The New York Times investigation reveals that Trump paid a total of $1,500 in federal income taxes over 13 years between 2000 and 2017, while living a lavish lifestyle and occupying a place on the Forbes list of U.S. billionaires every year, according to Forbes data maintained by Americans for Tax Fairness. His wealth over those years, according to Forbes estimates, ranged from a low of $1.7 billion in 2000 to a high of $4.5 billion in 2016.

While our billionaire president was paying just $750 in federal income taxes in 2017, registered nurses on average paid $5,400, firefighters paid $3,400 and childcare workers, making an average of roughly $22,000 a year, paid about $1,100.

Among Trump’s manoeuvres to avoid paying taxes was writing off personal expenses as business costs, including $70,000 to style his hair while starring in ‘The Apprentice.’ He also inflated business deductions, and thereby lowered his tax bills, by paying himself and his daughter, Ivanka, for a “consulting services.”

Yet Trump had the gall, along with the GOP majorities in Congress, to ram a $2 trillion tax cut through Congress in 2017, that mostly benefited the rich and major corporations. At the time he claimed: ‘This is going to cost me a fortune, this thing, believe me. This is not good for me.’

As it turns out, Trump did not need his tax cuts since he was paying almost nothing anyway. But he probably considered the law an insurance policy against paying taxes in the future if he ran out of tax loopholes to exploit or lost his nerve to violate tax laws, as the latest Times story and an earlier one from 2018 indicate he has been doing for decades. ATF prepared an analysis of how we thought Trump would benefit from his tax cuts.
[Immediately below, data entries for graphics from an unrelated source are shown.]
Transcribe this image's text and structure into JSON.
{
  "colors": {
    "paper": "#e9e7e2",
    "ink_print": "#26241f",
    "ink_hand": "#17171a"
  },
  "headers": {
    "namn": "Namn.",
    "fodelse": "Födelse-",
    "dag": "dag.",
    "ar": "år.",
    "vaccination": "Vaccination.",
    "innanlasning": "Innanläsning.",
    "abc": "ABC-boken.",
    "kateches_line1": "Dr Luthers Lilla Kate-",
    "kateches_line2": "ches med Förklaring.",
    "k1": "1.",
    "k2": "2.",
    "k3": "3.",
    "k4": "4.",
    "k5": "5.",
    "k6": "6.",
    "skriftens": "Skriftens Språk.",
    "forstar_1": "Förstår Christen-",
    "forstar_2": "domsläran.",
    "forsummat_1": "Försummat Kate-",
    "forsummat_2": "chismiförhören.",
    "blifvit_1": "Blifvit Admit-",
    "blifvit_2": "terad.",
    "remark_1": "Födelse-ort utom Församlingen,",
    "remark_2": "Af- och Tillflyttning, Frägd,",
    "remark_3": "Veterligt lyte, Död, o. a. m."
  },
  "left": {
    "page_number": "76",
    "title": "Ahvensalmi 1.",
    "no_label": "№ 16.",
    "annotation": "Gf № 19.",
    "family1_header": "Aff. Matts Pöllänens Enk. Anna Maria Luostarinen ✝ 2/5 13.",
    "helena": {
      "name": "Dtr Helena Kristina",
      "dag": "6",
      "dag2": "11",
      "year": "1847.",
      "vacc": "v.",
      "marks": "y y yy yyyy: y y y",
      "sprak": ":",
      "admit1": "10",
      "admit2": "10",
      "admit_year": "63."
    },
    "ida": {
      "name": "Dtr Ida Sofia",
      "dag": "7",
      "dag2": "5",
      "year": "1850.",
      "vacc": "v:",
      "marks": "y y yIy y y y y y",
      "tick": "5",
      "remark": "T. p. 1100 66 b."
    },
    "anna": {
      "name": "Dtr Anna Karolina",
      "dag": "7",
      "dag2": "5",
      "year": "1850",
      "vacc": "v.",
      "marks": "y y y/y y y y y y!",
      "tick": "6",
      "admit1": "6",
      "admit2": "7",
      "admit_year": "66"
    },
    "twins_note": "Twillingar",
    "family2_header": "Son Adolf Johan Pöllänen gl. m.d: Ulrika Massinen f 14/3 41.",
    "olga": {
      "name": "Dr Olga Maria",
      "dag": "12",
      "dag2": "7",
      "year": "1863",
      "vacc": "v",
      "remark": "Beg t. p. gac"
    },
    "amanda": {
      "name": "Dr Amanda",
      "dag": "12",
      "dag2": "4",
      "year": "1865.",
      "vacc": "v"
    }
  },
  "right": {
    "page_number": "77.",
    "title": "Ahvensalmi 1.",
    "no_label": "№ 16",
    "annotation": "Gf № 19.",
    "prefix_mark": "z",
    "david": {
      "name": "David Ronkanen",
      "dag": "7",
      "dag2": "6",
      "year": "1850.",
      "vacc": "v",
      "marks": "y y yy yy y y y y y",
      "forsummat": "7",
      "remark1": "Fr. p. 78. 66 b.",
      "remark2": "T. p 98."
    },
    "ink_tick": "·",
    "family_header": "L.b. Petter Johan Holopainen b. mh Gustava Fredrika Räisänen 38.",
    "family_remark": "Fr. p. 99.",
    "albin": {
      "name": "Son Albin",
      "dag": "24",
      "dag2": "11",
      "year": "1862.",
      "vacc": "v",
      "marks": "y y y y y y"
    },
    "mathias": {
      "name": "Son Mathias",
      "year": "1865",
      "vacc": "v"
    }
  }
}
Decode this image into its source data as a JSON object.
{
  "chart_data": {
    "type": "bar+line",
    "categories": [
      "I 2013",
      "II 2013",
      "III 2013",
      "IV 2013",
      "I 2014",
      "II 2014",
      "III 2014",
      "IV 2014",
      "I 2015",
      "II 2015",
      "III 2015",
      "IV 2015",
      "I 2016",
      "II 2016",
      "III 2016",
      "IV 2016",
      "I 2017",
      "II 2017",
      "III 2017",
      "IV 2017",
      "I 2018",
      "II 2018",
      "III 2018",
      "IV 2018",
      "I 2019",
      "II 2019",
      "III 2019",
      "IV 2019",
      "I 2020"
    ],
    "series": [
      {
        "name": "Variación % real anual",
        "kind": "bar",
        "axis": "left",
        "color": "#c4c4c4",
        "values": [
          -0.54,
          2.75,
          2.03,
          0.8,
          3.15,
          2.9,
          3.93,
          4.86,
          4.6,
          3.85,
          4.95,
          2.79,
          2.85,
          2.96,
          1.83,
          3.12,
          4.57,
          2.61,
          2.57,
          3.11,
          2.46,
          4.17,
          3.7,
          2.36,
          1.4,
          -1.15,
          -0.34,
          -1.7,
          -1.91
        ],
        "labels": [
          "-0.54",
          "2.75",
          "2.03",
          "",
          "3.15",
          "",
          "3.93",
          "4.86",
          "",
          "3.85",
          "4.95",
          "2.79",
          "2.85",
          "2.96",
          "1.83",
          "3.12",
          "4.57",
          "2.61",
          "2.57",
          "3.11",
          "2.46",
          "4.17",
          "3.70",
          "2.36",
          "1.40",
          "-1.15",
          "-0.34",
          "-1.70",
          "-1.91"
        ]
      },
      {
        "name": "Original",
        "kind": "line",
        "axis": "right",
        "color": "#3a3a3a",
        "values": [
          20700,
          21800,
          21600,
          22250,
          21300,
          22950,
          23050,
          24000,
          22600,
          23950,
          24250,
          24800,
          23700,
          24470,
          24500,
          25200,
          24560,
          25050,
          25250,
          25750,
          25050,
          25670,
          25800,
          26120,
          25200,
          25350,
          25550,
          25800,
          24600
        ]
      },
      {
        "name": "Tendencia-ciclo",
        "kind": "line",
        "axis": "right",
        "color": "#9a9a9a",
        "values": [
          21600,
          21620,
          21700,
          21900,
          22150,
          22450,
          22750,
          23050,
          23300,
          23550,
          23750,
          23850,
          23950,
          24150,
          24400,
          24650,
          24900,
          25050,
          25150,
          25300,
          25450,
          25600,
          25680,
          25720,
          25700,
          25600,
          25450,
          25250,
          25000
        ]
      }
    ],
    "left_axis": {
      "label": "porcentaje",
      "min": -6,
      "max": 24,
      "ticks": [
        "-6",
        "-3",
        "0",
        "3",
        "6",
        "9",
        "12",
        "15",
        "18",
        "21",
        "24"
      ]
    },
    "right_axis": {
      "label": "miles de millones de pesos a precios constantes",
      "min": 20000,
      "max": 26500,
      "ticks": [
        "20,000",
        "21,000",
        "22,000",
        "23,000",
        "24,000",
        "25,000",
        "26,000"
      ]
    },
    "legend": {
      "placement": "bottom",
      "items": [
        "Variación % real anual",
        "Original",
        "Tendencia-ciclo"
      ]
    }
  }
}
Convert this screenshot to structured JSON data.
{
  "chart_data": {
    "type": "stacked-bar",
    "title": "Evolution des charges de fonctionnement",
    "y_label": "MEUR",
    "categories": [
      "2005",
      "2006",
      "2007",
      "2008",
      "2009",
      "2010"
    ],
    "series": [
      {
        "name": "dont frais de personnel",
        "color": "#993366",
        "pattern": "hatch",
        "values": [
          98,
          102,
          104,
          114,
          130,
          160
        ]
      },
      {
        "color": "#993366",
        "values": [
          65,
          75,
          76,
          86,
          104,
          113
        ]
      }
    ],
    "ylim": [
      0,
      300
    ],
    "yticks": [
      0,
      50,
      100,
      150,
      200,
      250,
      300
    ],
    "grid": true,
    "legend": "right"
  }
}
We now see how timid our predictions were.

Let us hope this latest in a long line of Trump tax revelations is a wake-up call to Congress. If we are going to create an economy that works for all of us, not just those at the top, we need to create a fair share tax system that closes loopholes, cracks down on tax cheats and prevents any unscrupulous tycoon—sadly, including the president of the United States—from dodging their tax obligations for decades on end.